The fund is controversial in the US as it’s seen as monopolising inventions and using its clout to sign expensive patent-licensing agreements. Says Myhrvold,”there’s controversy around our company as it is a new business model. We will do the patent filing on behalf of institutes, buy or licence patents and take inventions to the market.’’ The $5 billion has been raised from pension funds, individual investors and large companies including Microsoft, Cisco, Intel, Verizon Communications, Sony, Apple. The fund seeks to invest in inventions by buying patents from inventors, universities, institutions and R&D labs engaged in research in high-tech areas. These include semiconductors, aspects of computing, networking, medical devices, chemical engineering and others. Intellectual Ventures claims to be the eighth largest patent owner in the world and has generated $1 billion revenue by marketing the patents. “We either own patents or have exclusive rights to sub-licence them. Across Asia we will be spending about $100 million to buy or licence patents, though the exact amount will depend on the flow of ideas. We believe that over the next 10-20 years institutes in India could make around $1 billion a year if they can market their inventions,’’ says Myhrvold.

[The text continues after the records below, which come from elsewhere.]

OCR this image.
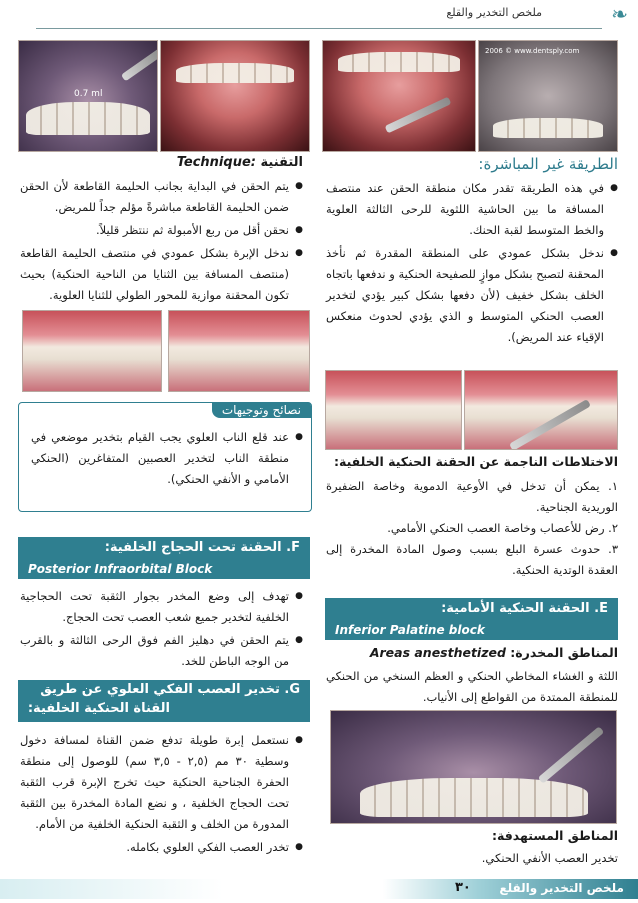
ملخص التخدير والقلع	❧
0.7 ml
2006 © www.dentsply.com
الطريقة غير المباشرة:
● في هذه الطريقة تقدر مكان منطقة الحقن عند منتصف المسافة ما بين الحاشية اللثوية للرحى الثالثة العلوية والخط المتوسط لقبة الحنك.
● ندخل بشكل عمودي على المنطقة المقدرة ثم نأخذ المحقنة لتصبح بشكل موازٍ للصفيحة الحنكية و ندفعها باتجاه الخلف بشكل خفيف (لأن دفعها بشكل كبير يؤدي لتخدير العصب الحنكي المتوسط و الذي يؤدي لحدوث منعكس الإقياء عند المريض).
الاختلاطات الناجمة عن الحقنة الحنكية الخلفية:
١. يمكن أن تدخل في الأوعية الدموية وخاصة الضفيرة الوريدية الجناحية.
٢. رض للأعصاب وخاصة العصب الحنكي الأمامي.
٣. حدوث عسرة البلع بسبب وصول المادة المخدرة إلى العقدة الوتدية الحنكية.
E. الحقنة الحنكية الأمامية:
Inferior Palatine block
المناطق المخدرة: Areas anesthetized
اللثة و الغشاء المخاطي الحنكي و العظم السنخي من الحنكي للمنطقة الممتدة من القواطع إلى الأنياب.
المناطق المستهدفة:
تخدير العصب الأنفي الحنكي.
التقنية Technique:
● يتم الحقن في البداية بجانب الحليمة القاطعة لأن الحقن ضمن الحليمة القاطعة مباشرةً مؤلم جداً للمريض.
● نحقن أقل من ربع الأمبولة ثم ننتظر قليلاً.
● ندخل الإبرة بشكل عمودي في منتصف الحليمة القاطعة (منتصف المسافة بين الثنايا من الناحية الحنكية) بحيث تكون المحقنة موازية للمحور الطولي للثنايا العلوية.
نصائح وتوجيهات
● عند قلع الناب العلوي يجب القيام بتخدير موضعي في منطقة الناب لتخدير العصبين المتفاغرين (الحنكي الأمامي و الأنفي الحنكي).
F. الحقنة تحت الحجاج الخلفية:
Posterior Infraorbital Block
● تهدف إلى وضع المخدر بجوار الثقبة تحت الحجاجية الخلفية لتخدير جميع شعب العصب تحت الحجاج.
● يتم الحقن في دهليز الفم فوق الرحى الثالثة و بالقرب من الوجه الباطن للخد.
G. تخدير العصب الفكي العلوي عن طريق
القناة الحنكية الخلفية:
● نستعمل إبرة طويلة تدفع ضمن القناة لمسافة دخول وسطية ٣٠ مم (٢,٥ - ٣,٥ سم) للوصول إلى منطقة الحفرة الجناحية الحنكية حيث تخرج الإبرة قرب الثقبة تحت الحجاج الخلفية ، و نضع المادة المخدرة بين الثقبة المدورة من الخلف و الثقبة الحنكية الخلفية من الأمام.
● تخدر العصب الفكي العلوي بكامله.
٣٠ ملخص التخدير والقلع
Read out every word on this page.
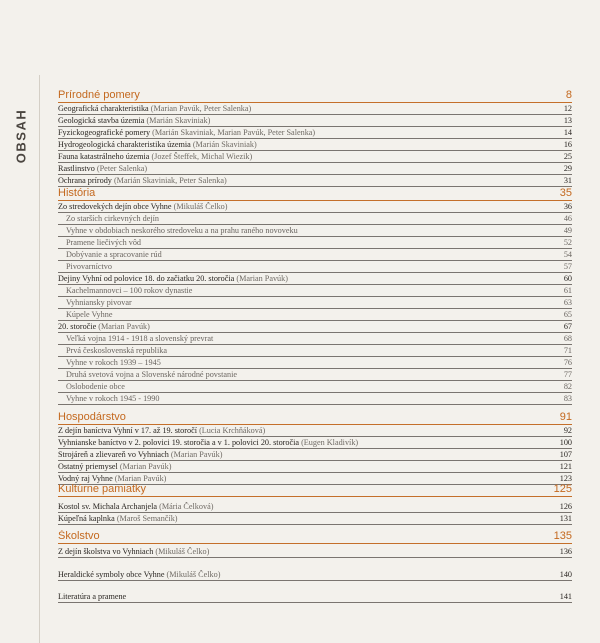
OBSAH
Prírodné pomery	8
Geografická charakteristika (Marian Pavúk, Peter Salenka)	12
Geologická stavba územia (Marián Skaviniak)	13
Fyzickogeografické pomery (Marián Skaviniak, Marian Pavúk, Peter Salenka)	14
Hydrogeologická charakteristika územia (Marián Skaviniak)	16
Fauna katastrálneho územia (Jozef Šteffek, Michal Wiezik)	25
Rastlinstvo (Peter Salenka)	29
Ochrana prírody (Marián Skaviniak, Peter Salenka)	31
História	35
Zo stredovekých dejín obce Vyhne (Mikuláš Čelko)	36
Zo starších cirkevných dejín	46
Vyhne v obdobiach neskorého stredoveku a na prahu raného novoveku	49
Pramene liečivých vôd	52
Dobývanie a spracovanie rúd	54
Pivovarníctvo	57
Dejiny Vyhní od polovice 18. do začiatku 20. storočia (Marian Pavúk)	60
Kachelmannovci – 100 rokov dynastie	61
Vyhniansky pivovar	63
Kúpele Vyhne	65
20. storočie (Marian Pavúk)	67
Veľká vojna 1914 - 1918 a slovenský prevrat	68
Prvá československá republika	71
Vyhne v rokoch 1939 – 1945	76
Druhá svetová vojna a Slovenské národné povstanie	77
Oslobodenie obce	82
Vyhne v rokoch 1945 - 1990	83
Hospodárstvo	91
Z dejín baníctva Vyhní v 17. až 19. storočí (Lucia Krchňáková)	92
Vyhnianske baníctvo v 2. polovici 19. storočia a v 1. polovici 20. storočia (Eugen Kladivík)	100
Strojáreň a zlievareň vo Vyhniach (Marian Pavúk)	107
Ostatný priemysel (Marian Pavúk)	121
Vodný raj Vyhne (Marian Pavúk)	123
Kultúrne pamiatky	125
Kostol sv. Michala Archanjela (Mária Čelková)	126
Kúpeľná kaplnka (Maroš Semančík)	131
Školstvo	135
Z dejín školstva vo Vyhniach (Mikuláš Čelko)	136
Heraldické symboly obce Vyhne (Mikuláš Čelko)	140
Literatúra a pramene	141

Around the world companies like IBM, Intel, HP, NEC, Microsoft, Texas Instruments, Qualcomm are the large patent holders. However, unlike government funded labs and institutes the large companies tend to do market oriented research and have their resources to licence or market their inventions. IBM alone makes about $1 billion a year by licensing its patents. Across Asia, universities make just about $30-40 million by licensing patents and this is where Intellectual Ventures sees its role as being able get better RoI on patents.

In India, Intellectual Ventures has set up base in Bangalore with a 10 people staff. The India operations are headed by Monish Suvarna, GM, Intellectual Ventures. Across Asia the company has started operations in Singapore, Seoul, Tokyo and Beijing as well. Worldwide, Intellectual Ventures has a 500 people team comprising scientific analysts, patent attorneys and business development managers. Gurgaon-based Knowledge Process Outsourcing (KPO) firm Evalueserve’s country head & COO Ashish Gupta says, ``quite a few KPOs do patent filing. Now third party licencing and marketing inventions are beginning to happen. There will be more firms getting into the new areas as margins are attractive.’’ If third party patent marketing works well, it could provide research labs a new avenue to garner returns from intellectual property.